Folgt man der vorgegebenen Agenda, dann findet am Ende des ersten Tages – nachdem die Teams schon viel Energie in die Erstellung des Plans der Sprints des anstehenden PIs investiert haben – ein Management Review statt. In diesem Meeting versucht das Management Probleme aus dem Weg zu räumen, die von den Teams im Rahmen des Plannings identifiziert wurden. Gegebenenfalls wird der Scope ein wenig geändert und / oder es werden Beschlüsse bezüglich erforderlicher Ressourcen gefällt. Mitunter werden Kraft der Entscheidungsbefugnis der anwesenden Manager:innen hinderliche Dependencies aufgelöst.
Mehr oder minder holt man sich während des PI Plannings die Unterstützung und das GO des Managements für den Plan des anstehenden PIs ein.
Grundvoraussetzungen für ein (PI) Planning
Ein Planning ist ein Matching zwischen Angebot und Nachfrage. Der Bedarf, spezifiziert über die User Stories, muss mit den vorhandenen Kapazitäten abgeglichen werden. Um ein (PI) Planning sinnvoll durchführen zu können, bedarf es
- der Kenntnis der (zumindest ungefähr) verfügbaren Kapazitäten und
- der Kenntnis darüber, wie viel Aufwand (ungefähr) in der Umsetzung der einzelnen User Stories steckt.
Um den Aufwand schätzen zu können, der in etwa in der Umsetzung einer Anforderung steckt, bedarf es oftmals – je nach Größe der Anforderung – eines sogenannten Task Breakdown. Wenn die Umsetzungsschritte grob bekannt sind, kann man über den Daumen hinweg eine Aufwandsschätzung durchführen.
Die Aufwandsschätzungen für alle Anforderungen (User Stories, Tasks, etc.), die im Rahmen eines PIs umgesetzt werden sollen, sollten im Rahmen der Refinements durchgeführt werden. Siehe dazu auch Continuous Exploration.
Story Points??? – oftmals ein Schmarrn
Aus welcher Notwendigkeit heraus, so fragt sich der Autor dieses Blogs, ist die Erfindung einer kryptischen Fremdwährung zur Schätzung des Aufwands von Anforderungen entstanden?
So ein Nonsens!
“Mit Story Points lässt sich auch die Komplexität abbilden”, erzählte mir erst kürzlich ein junger Softwareentwickler. “Und glaubst Du vor 20 Jahren hat es keine komplexen Aufgaben gegeben, die es umzusetzen galt?” war meine Antwort.

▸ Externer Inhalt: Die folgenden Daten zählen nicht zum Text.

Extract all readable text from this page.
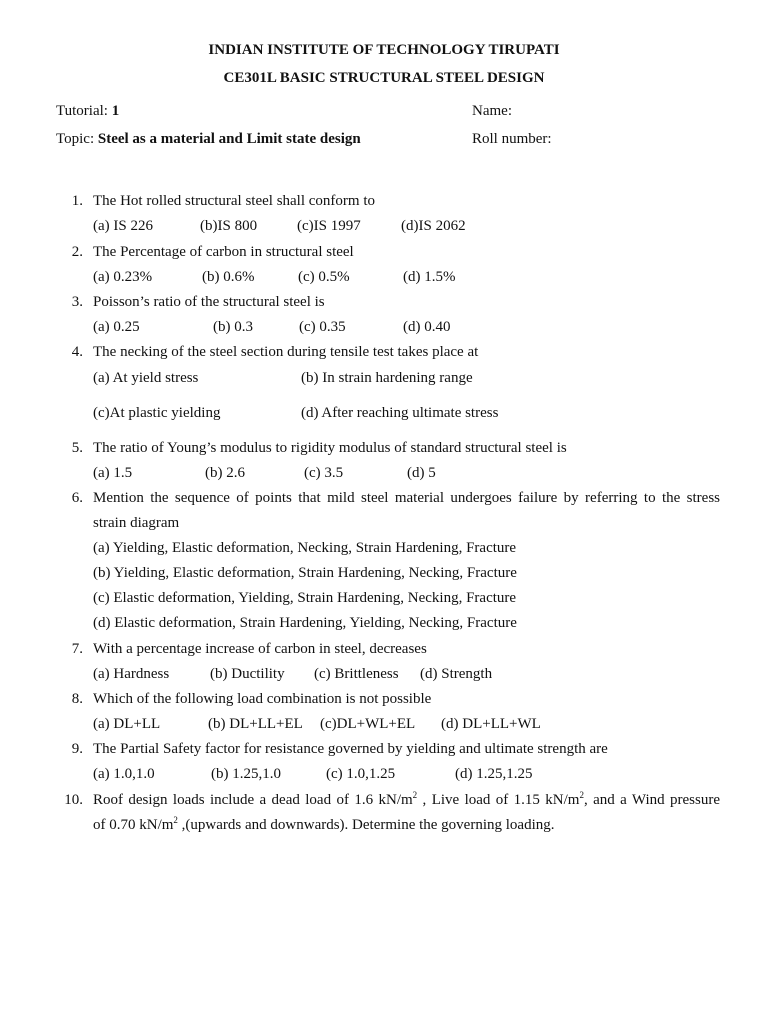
INDIAN INSTITUTE OF TECHNOLOGY TIRUPATI
CE301L BASIC STRUCTURAL STEEL DESIGN
Tutorial: 1	Name:
Topic: Steel as a material and Limit state design	Roll number:
1. The Hot rolled structural steel shall conform to
(a) IS 226	(b)IS 800	(c)IS 1997	(d)IS 2062
2. The Percentage of carbon in structural steel
(a) 0.23%	(b) 0.6%	(c) 0.5%	(d) 1.5%
3. Poisson’s ratio of the structural steel is
(a) 0.25	(b) 0.3	(c) 0.35	(d) 0.40
4. The necking of the steel section during tensile test takes place at
(a) At yield stress	(b) In strain hardening range
(c)At plastic yielding	(d) After reaching ultimate stress
5. The ratio of Young’s modulus to rigidity modulus of standard structural steel is
(a) 1.5	(b) 2.6	(c) 3.5	(d) 5
6. Mention the sequence of points that mild steel material undergoes failure by referring to the stress
strain diagram
(a) Yielding, Elastic deformation, Necking, Strain Hardening, Fracture
(b) Yielding, Elastic deformation, Strain Hardening, Necking, Fracture
(c) Elastic deformation, Yielding, Strain Hardening, Necking, Fracture
(d) Elastic deformation, Strain Hardening, Yielding, Necking, Fracture
7. With a percentage increase of carbon in steel, decreases
(a) Hardness	(b) Ductility (c) Brittleness (d) Strength
8. Which of the following load combination is not possible
(a) DL+LL	(b) DL+LL+EL (c)DL+WL+EL (d) DL+LL+WL
9. The Partial Safety factor for resistance governed by yielding and ultimate strength are
(a) 1.0,1.0	(b) 1.25,1.0	(c) 1.0,1.25	(d) 1.25,1.25
10. Roof design loads include a dead load of 1.6 $kN/m^2$ , Live load of 1.15 $kN/m^2$, and a Wind pressure
of 0.70 $kN/m^2$ ,(upwards and downwards). Determine the governing loading.
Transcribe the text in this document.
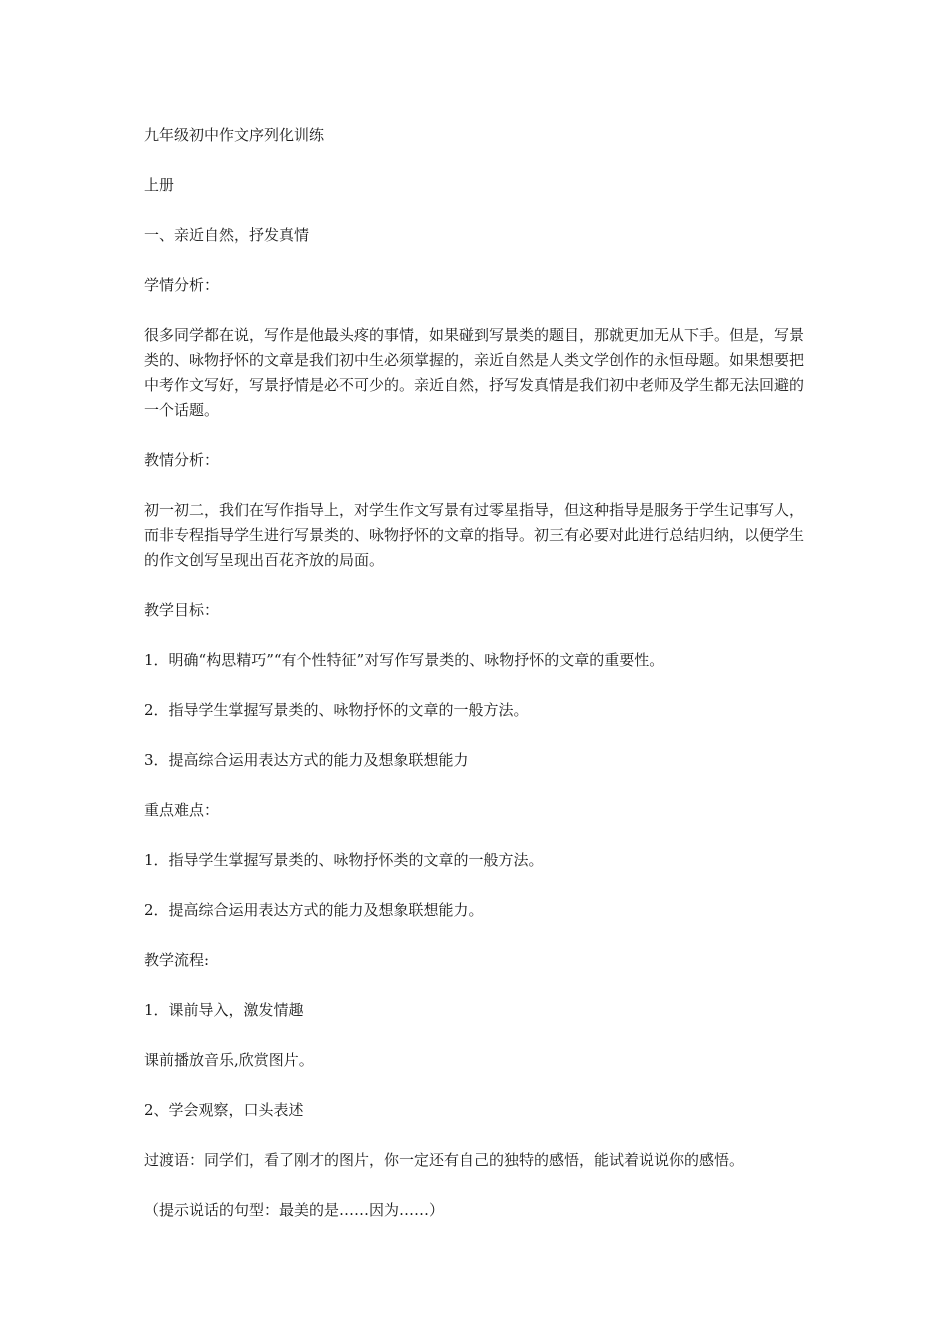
九年级初中作文序列化训练

上册

一、亲近自然，抒发真情

学情分析：

很多同学都在说，写作是他最头疼的事情，如果碰到写景类的题目，那就更加无从下手。但是，写景类的、咏物抒怀的文章是我们初中生必须掌握的，亲近自然是人类文学创作的永恒母题。如果想要把中考作文写好，写景抒情是必不可少的。亲近自然，抒写发真情是我们初中老师及学生都无法回避的一个话题。

教情分析：

初一初二，我们在写作指导上，对学生作文写景有过零星指导，但这种指导是服务于学生记事写人，而非专程指导学生进行写景类的、咏物抒怀的文章的指导。初三有必要对此进行总结归纳，以便学生的作文创写呈现出百花齐放的局面。

教学目标：

1．明确“构思精巧”“有个性特征”对写作写景类的、咏物抒怀的文章的重要性。

2．指导学生掌握写景类的、咏物抒怀的文章的一般方法。

3．提高综合运用表达方式的能力及想象联想能力

重点难点：

1．指导学生掌握写景类的、咏物抒怀类的文章的一般方法。

2．提高综合运用表达方式的能力及想象联想能力。

教学流程:

1．课前导入，激发情趣

课前播放音乐,欣赏图片。

2、学会观察，口头表述

过渡语：同学们，看了刚才的图片，你一定还有自己的独特的感悟，能试着说说你的感悟。

（提示说话的句型：最美的是……因为……）
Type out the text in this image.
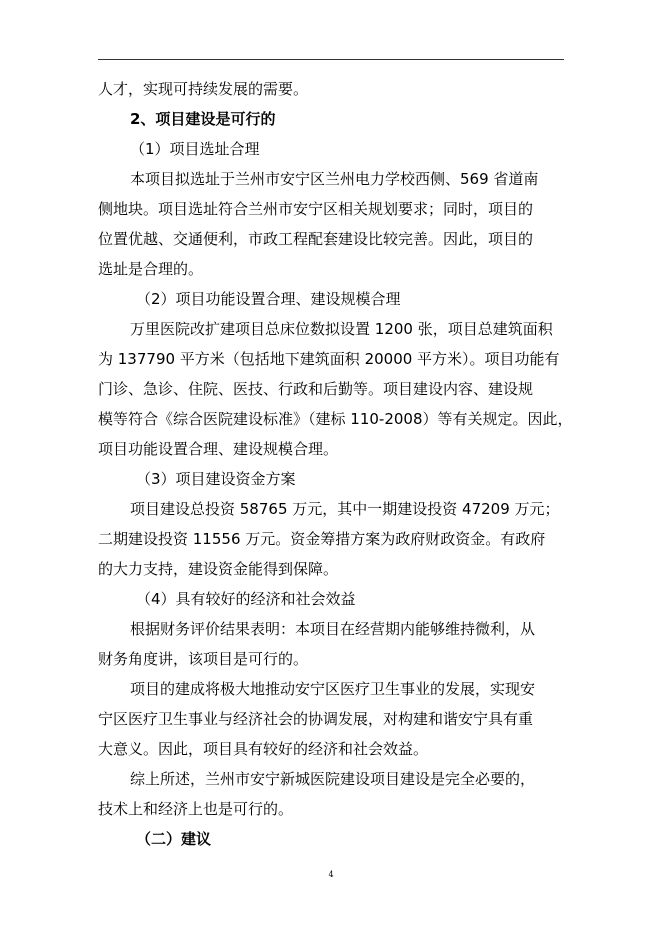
人才，实现可持续发展的需要。
2、项目建设是可行的
（1）项目选址合理
本项目拟选址于兰州市安宁区兰州电力学校西侧、569 省道南
侧地块。项目选址符合兰州市安宁区相关规划要求；同时，项目的
位置优越、交通便利，市政工程配套建设比较完善。因此，项目的
选址是合理的。
（2）项目功能设置合理、建设规模合理
万里医院改扩建项目总床位数拟设置 1200 张，项目总建筑面积
为 137790 平方米（包括地下建筑面积 20000 平方米）。项目功能有
门诊、急诊、住院、医技、行政和后勤等。项目建设内容、建设规
模等符合《综合医院建设标准》（建标 110-2008）等有关规定。因此，
项目功能设置合理、建设规模合理。
（3）项目建设资金方案
项目建设总投资 58765 万元，其中一期建设投资 47209 万元；
二期建设投资 11556 万元。资金筹措方案为政府财政资金。有政府
的大力支持，建设资金能得到保障。
（4）具有较好的经济和社会效益
根据财务评价结果表明：本项目在经营期内能够维持微利，从
财务角度讲，该项目是可行的。
项目的建成将极大地推动安宁区医疗卫生事业的发展，实现安
宁区医疗卫生事业与经济社会的协调发展，对构建和谐安宁具有重
大意义。因此，项目具有较好的经济和社会效益。
综上所述，兰州市安宁新城医院建设项目建设是完全必要的，
技术上和经济上也是可行的。
（二）建议
4
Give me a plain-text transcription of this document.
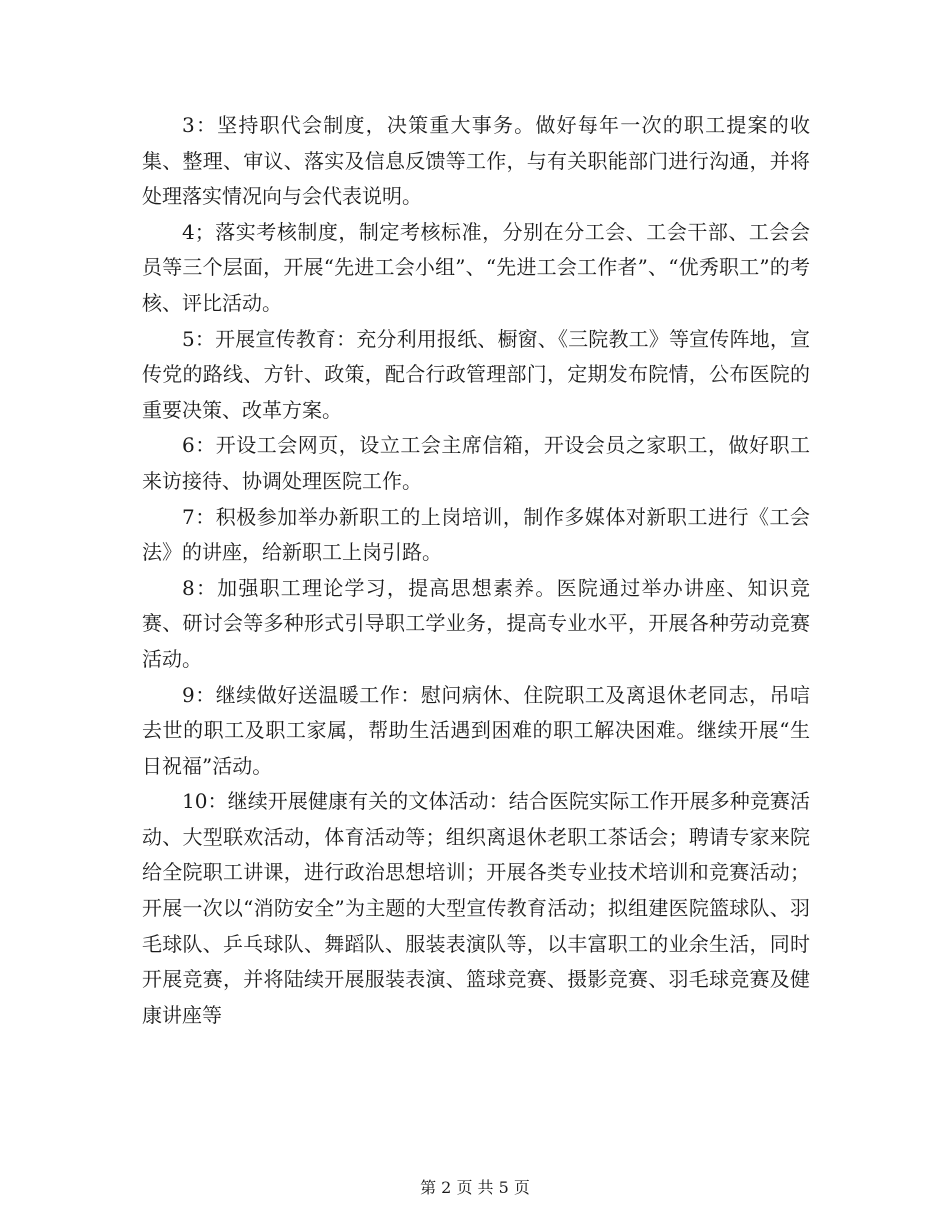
3：坚持职代会制度，决策重大事务。做好每年一次的职工提案的收集、整理、审议、落实及信息反馈等工作，与有关职能部门进行沟通，并将处理落实情况向与会代表说明。

4；落实考核制度，制定考核标准，分别在分工会、工会干部、工会会员等三个层面，开展“先进工会小组”、“先进工会工作者”、“优秀职工”的考核、评比活动。

5：开展宣传教育：充分利用报纸、橱窗、《三院教工》等宣传阵地，宣传党的路线、方针、政策，配合行政管理部门，定期发布院情，公布医院的重要决策、改革方案。

6：开设工会网页，设立工会主席信箱，开设会员之家职工，做好职工来访接待、协调处理医院工作。

7：积极参加举办新职工的上岗培训，制作多媒体对新职工进行《工会法》的讲座，给新职工上岗引路。

8：加强职工理论学习，提高思想素养。医院通过举办讲座、知识竞赛、研讨会等多种形式引导职工学业务，提高专业水平，开展各种劳动竞赛活动。

9：继续做好送温暖工作：慰问病休、住院职工及离退休老同志，吊唁去世的职工及职工家属，帮助生活遇到困难的职工解决困难。继续开展“生日祝福”活动。

10：继续开展健康有关的文体活动：结合医院实际工作开展多种竞赛活动、大型联欢活动，体育活动等；组织离退休老职工茶话会；聘请专家来院给全院职工讲课，进行政治思想培训；开展各类专业技术培训和竞赛活动；开展一次以“消防安全”为主题的大型宣传教育活动；拟组建医院篮球队、羽毛球队、乒乓球队、舞蹈队、服装表演队等，以丰富职工的业余生活，同时开展竞赛，并将陆续开展服装表演、篮球竞赛、摄影竞赛、羽毛球竞赛及健康讲座等

第 2 页 共 5 页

In aller Kürze: Alle Softwareentwickler, die ich danach gefragt hatte, wie sie denn zu einer Aufwandsschätzung kämen, haben einhellig bestätigt, dass sie zuerst einen groben Task Breakdown (oftmals nur im Kopf durchgeführt) machen, grob abschätzen wie lange sie für die einzelnen Schritte brauchen und dann – entsprechend der Komplexität – einen Puffer draufschlagen. Je größer die Komplexität / die Unwägbarkeiten, desto größer der Puffer.
Ein Plan ist ein Plan ist ein Plan.
Soll heißen, dass die Unwägbarkeiten des Lebens immer wieder gegen diesen Plan schießen. Da wird der eine oder andere Entwickler krank, weil draußen oftmals ein Sauwetter herrscht. Die eine oder andere Aufwandsschätzung ist daneben gegangen. Man hat sich grob verschätzt. Und dann gibt es da noch Menschen, die unvermittelt nicht nur das Projekt sondern gleich das Unternehmen verlassen. All diese Unwägbarkeiten müssen agile gehandhabt werden. Es muss darauf reagiert werden, weil sie den Plan in Gefahr bringen.
Eine gängige Methode auf solche “Hickups” zu reagieren könnte sein, die eine oder andere User Story von einem Team in ein anderes Team zu verschieben. Beim “anderen” Team eine weniger wichtige Anforderung herausnehmen und die wirklich wichtige User Story des “Hickup-Teams” dort umsetzen lassen. Klar, das funktioniert oftmals nur unter “Bauchschmerzen”, weil nicht jedes Team in jedem Themenbereich die gleiche Expertise hat. Oftmals ist es dann sinnvoll die ursprüngliche Schätzung noch einmal um einen dicken Puffer zu vergrößern; aus 3 PDs mach 5 PDs.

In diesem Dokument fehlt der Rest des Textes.